Werner J. scheint das geschafft zu haben. Bis Ostern will er entscheiden, ob er auszieht. Er will alleine wohnen, ohne Betreuung. „Man will das ja selber in den Griff kriegen“, sagt er. Ein Rückfall wäre für ihn eine Katastrophe. Doch er weiß: „Das kann jedem passieren. Ich bin aber nicht jeder.“ Laut Doris Rhea sei das Umfeld das Problem. Wer zurück ins Obdachlosenheim geht, habe keine Chance trocken zu bleiben. Die Ursache für eine Sucht sieht sie auch in der Gesellschaft. Die Erwartungen an die Menschen seien so hoch, vor allem in der Arbeitswelt. „Es gibt Menschen, die diese Belastungen nicht aushalten.“

Ins betreute Wohnen gehen

Werner J. will schon allein aus Stolz nicht rückfällig werden. Was würden die anderen Bewohner sagen, wenn er wiederkäme? Vielleicht geht er nach Stuttgart, sagt er. Vielleicht reist er durch Deutschland, sagt er. Die Geschehnisse in jener schicksalhaften Nacht habe er nicht verdrängt, aber „es ist vorbei“. Er sagt das so, als sei er wirklich davon überzeugt.

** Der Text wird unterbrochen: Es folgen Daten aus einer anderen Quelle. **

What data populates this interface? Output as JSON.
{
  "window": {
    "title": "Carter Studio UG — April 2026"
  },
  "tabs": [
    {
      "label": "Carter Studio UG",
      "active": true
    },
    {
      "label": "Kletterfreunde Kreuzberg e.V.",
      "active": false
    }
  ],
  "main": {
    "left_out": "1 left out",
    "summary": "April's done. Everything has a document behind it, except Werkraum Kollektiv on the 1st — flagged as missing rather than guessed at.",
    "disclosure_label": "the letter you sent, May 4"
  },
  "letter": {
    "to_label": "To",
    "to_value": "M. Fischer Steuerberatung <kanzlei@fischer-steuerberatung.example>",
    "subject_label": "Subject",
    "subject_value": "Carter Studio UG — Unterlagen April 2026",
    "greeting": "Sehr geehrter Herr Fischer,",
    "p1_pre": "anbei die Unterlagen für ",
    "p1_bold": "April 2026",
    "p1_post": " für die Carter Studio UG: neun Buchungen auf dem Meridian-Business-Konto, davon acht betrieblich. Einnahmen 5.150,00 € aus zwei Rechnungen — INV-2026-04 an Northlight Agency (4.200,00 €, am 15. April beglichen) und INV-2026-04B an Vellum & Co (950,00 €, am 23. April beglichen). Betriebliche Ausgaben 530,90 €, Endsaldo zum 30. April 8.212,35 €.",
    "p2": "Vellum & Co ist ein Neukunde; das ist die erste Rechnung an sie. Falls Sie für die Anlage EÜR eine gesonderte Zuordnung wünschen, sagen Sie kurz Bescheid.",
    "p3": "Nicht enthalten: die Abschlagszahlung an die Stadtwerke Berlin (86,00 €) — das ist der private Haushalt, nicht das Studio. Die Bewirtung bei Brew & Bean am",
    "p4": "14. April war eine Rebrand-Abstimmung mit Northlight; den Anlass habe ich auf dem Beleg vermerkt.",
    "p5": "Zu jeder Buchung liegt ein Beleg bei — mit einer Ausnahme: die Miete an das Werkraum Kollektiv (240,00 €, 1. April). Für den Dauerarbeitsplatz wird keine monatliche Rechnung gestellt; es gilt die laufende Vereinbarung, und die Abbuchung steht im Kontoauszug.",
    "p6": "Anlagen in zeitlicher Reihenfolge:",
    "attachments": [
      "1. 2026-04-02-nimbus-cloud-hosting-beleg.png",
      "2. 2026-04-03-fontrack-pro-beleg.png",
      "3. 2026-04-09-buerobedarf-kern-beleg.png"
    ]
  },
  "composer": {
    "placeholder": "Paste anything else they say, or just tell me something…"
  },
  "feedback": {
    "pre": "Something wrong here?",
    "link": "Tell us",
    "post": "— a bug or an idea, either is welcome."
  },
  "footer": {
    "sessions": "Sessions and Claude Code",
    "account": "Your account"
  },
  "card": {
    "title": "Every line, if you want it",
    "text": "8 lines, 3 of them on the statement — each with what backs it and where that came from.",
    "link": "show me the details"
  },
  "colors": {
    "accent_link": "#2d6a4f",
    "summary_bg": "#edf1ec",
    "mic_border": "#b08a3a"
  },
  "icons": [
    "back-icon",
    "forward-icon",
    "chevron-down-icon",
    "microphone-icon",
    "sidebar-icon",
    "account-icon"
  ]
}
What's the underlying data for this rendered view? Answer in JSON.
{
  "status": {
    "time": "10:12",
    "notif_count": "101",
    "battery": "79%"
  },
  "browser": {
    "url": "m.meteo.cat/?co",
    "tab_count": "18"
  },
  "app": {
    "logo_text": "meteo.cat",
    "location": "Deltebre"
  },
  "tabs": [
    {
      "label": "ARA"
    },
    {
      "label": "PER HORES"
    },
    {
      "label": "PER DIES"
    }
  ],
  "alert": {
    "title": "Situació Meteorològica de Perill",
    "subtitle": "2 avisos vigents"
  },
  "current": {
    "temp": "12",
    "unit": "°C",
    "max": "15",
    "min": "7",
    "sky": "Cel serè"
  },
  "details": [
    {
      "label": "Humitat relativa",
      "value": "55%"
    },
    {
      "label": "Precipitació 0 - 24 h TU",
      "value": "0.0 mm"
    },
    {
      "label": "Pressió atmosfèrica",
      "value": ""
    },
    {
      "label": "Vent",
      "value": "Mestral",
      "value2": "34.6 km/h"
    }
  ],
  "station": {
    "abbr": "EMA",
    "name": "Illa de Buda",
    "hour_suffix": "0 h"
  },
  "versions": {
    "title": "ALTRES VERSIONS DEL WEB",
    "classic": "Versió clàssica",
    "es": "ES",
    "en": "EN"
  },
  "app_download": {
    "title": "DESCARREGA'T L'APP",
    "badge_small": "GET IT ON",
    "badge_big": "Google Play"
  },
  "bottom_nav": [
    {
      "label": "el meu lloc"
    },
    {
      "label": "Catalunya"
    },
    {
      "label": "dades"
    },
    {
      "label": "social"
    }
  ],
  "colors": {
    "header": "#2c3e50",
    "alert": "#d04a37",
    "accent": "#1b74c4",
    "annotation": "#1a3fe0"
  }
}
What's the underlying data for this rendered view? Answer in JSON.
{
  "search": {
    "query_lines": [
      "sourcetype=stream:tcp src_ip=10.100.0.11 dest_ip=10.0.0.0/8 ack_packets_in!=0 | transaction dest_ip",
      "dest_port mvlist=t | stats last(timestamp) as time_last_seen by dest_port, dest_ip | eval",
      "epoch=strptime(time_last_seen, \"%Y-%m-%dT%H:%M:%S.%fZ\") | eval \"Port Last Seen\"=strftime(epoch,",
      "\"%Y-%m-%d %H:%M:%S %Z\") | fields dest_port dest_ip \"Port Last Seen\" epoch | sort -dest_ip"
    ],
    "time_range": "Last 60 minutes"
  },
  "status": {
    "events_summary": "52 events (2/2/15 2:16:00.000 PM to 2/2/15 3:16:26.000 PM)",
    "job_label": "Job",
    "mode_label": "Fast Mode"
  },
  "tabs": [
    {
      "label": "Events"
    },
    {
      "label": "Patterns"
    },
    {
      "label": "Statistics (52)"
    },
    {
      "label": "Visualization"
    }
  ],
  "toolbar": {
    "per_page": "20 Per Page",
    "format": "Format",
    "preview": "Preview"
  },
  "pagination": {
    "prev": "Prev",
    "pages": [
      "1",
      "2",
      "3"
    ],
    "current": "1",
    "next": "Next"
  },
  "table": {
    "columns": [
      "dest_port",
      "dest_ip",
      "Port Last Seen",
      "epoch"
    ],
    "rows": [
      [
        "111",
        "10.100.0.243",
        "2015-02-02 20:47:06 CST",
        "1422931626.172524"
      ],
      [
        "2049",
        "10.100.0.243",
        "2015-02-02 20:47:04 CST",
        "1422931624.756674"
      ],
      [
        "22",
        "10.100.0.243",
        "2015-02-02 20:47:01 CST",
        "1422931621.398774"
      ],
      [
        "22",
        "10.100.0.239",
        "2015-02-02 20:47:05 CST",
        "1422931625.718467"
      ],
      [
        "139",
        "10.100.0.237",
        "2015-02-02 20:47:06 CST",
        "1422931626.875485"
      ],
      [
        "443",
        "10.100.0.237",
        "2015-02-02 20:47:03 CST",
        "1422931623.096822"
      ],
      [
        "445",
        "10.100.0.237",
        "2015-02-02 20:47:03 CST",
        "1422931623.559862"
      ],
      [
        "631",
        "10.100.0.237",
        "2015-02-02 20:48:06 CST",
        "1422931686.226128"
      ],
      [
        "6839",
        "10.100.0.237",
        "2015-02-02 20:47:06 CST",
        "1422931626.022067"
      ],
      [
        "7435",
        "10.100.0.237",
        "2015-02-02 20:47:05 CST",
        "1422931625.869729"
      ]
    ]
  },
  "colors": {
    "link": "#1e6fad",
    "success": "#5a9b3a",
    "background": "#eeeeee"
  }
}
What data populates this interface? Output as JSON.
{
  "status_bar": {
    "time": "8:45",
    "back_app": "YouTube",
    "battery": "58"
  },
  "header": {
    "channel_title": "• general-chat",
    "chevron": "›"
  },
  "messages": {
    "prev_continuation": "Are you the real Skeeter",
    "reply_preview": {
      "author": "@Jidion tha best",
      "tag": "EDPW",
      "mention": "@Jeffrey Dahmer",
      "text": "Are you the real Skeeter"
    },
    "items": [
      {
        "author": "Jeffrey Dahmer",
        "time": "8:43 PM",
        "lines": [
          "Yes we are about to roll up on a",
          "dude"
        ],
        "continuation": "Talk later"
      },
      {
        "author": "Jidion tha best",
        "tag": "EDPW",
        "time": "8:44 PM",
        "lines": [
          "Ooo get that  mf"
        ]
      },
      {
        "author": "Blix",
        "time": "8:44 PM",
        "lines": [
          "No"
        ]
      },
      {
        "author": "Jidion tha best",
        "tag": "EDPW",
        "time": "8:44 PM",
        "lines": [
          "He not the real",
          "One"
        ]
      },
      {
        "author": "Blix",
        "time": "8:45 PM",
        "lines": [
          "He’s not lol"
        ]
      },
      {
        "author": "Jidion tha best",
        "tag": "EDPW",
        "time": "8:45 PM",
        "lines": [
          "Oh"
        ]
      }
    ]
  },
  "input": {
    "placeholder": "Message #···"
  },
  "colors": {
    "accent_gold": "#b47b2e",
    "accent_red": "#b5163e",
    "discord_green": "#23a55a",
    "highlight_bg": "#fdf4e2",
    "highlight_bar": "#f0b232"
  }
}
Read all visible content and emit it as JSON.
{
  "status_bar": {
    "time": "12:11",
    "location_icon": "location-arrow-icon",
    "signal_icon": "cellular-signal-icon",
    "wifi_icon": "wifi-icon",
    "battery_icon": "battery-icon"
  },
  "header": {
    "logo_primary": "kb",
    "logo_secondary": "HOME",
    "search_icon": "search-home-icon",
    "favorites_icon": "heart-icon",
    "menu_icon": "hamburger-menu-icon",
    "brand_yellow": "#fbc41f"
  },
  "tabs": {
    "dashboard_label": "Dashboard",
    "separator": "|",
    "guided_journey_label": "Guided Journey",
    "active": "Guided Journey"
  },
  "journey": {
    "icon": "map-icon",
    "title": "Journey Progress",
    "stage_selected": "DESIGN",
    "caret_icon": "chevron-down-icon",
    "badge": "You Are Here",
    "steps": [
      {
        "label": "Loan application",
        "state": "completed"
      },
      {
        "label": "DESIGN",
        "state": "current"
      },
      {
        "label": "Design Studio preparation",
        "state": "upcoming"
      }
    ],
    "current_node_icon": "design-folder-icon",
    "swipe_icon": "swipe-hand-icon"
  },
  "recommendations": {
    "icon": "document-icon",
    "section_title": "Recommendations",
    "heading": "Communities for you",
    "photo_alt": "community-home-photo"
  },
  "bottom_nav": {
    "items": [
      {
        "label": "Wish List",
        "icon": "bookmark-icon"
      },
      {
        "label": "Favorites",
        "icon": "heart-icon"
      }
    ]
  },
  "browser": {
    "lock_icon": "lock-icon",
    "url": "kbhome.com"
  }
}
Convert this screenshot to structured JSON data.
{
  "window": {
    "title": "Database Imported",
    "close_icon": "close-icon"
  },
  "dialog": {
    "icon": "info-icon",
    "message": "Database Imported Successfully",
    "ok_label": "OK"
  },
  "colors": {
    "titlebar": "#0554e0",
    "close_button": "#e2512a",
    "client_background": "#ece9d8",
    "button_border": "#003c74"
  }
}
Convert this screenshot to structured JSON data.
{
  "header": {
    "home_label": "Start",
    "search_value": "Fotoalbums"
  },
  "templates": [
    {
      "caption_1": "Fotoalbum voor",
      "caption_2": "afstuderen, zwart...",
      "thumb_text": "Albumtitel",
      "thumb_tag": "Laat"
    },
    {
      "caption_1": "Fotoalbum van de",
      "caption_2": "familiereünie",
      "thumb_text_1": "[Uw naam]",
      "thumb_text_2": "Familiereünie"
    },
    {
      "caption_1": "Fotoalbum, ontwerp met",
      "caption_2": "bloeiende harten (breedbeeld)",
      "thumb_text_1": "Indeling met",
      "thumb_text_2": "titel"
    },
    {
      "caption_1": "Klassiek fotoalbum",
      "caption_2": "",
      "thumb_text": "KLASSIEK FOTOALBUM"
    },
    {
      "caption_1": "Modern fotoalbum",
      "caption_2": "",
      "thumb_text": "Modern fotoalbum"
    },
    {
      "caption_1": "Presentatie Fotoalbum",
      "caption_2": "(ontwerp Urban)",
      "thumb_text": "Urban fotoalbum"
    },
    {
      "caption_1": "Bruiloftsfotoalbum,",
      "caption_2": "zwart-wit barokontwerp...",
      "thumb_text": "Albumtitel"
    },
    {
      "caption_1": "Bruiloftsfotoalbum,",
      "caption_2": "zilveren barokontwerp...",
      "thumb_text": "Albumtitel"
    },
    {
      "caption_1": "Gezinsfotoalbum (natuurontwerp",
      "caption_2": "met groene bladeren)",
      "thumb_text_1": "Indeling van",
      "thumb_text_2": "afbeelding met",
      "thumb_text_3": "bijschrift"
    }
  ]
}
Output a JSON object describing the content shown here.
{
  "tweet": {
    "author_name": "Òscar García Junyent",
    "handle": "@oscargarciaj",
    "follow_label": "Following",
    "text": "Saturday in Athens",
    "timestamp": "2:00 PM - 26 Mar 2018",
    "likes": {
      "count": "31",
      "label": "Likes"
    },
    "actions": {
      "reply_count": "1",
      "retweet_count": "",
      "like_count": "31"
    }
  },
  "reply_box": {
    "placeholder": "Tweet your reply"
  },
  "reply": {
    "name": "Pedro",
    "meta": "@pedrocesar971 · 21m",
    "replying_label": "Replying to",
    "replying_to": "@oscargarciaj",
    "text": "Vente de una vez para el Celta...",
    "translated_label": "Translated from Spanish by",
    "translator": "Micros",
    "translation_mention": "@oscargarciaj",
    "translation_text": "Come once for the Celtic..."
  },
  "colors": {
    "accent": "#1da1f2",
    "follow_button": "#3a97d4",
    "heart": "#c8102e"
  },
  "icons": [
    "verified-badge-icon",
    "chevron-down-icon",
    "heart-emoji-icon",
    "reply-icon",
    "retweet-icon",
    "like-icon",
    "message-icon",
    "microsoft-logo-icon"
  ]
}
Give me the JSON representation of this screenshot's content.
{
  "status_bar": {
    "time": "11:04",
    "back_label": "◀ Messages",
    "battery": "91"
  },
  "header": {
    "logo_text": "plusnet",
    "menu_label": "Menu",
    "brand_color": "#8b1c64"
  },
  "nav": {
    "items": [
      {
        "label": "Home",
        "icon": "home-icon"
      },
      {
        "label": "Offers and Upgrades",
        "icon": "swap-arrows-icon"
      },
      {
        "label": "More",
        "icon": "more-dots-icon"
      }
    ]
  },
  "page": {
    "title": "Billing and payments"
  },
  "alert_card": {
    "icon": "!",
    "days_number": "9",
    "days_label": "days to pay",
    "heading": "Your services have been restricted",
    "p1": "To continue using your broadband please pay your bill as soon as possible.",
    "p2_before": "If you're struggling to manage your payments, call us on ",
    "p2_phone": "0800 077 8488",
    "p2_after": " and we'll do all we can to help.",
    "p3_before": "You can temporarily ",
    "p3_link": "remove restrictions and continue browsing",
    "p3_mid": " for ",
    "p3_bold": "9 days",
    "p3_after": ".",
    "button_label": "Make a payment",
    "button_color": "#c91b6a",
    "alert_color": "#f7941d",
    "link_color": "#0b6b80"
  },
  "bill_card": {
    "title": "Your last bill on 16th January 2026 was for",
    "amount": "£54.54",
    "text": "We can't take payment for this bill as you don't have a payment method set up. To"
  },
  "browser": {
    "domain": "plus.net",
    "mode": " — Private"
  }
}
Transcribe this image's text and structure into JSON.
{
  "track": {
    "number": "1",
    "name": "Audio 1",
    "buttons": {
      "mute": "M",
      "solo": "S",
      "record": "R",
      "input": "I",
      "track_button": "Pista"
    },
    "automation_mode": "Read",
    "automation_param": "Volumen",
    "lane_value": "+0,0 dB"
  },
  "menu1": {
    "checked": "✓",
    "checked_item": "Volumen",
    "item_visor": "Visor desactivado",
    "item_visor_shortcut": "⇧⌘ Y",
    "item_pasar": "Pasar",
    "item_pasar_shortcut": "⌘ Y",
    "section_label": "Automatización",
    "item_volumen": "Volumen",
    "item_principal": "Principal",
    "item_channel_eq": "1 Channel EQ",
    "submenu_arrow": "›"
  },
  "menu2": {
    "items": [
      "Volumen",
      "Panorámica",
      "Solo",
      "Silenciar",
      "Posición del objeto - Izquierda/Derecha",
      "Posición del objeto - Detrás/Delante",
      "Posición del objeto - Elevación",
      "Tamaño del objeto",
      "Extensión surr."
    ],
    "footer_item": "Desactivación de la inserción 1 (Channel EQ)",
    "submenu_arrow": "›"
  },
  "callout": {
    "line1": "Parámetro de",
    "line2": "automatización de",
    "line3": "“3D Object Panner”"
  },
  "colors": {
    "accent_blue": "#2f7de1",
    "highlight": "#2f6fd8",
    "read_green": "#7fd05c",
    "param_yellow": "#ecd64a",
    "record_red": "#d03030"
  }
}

Tim Z. dagegen wird auf unbestimmte Zeit in Königstein bleiben. Wenn er irgendwann hier rauskommt, will er ins betreute Wohnen, auf keinen Fall aber nach Nürnberg, wo er fester Bestandteil der Drogenszene war. Seinen Konsum finanzierte er sich mit dem Dealen.

Doch einfach so kommt Tim Z. nicht von den Drogen weg, nicht nach all den Jahren. Nicht nach all dem, was er genommen hat. Er ist auf Methadon, ein Heroinersatzstoff. Sein starrer Blick und seine glasigen Augen sind Nebenwirkungen des Stoffs, der sein Verlangen nach Heroin unterdrückt. Tim Z. ist motiviert, im dritten Anlauf clean zu werden. Er ist glücklich, dass er im Haus Königstein einen Platz bekommen hat. Hätte das nicht geklappt, „wäre ich bestimmt schon tot“.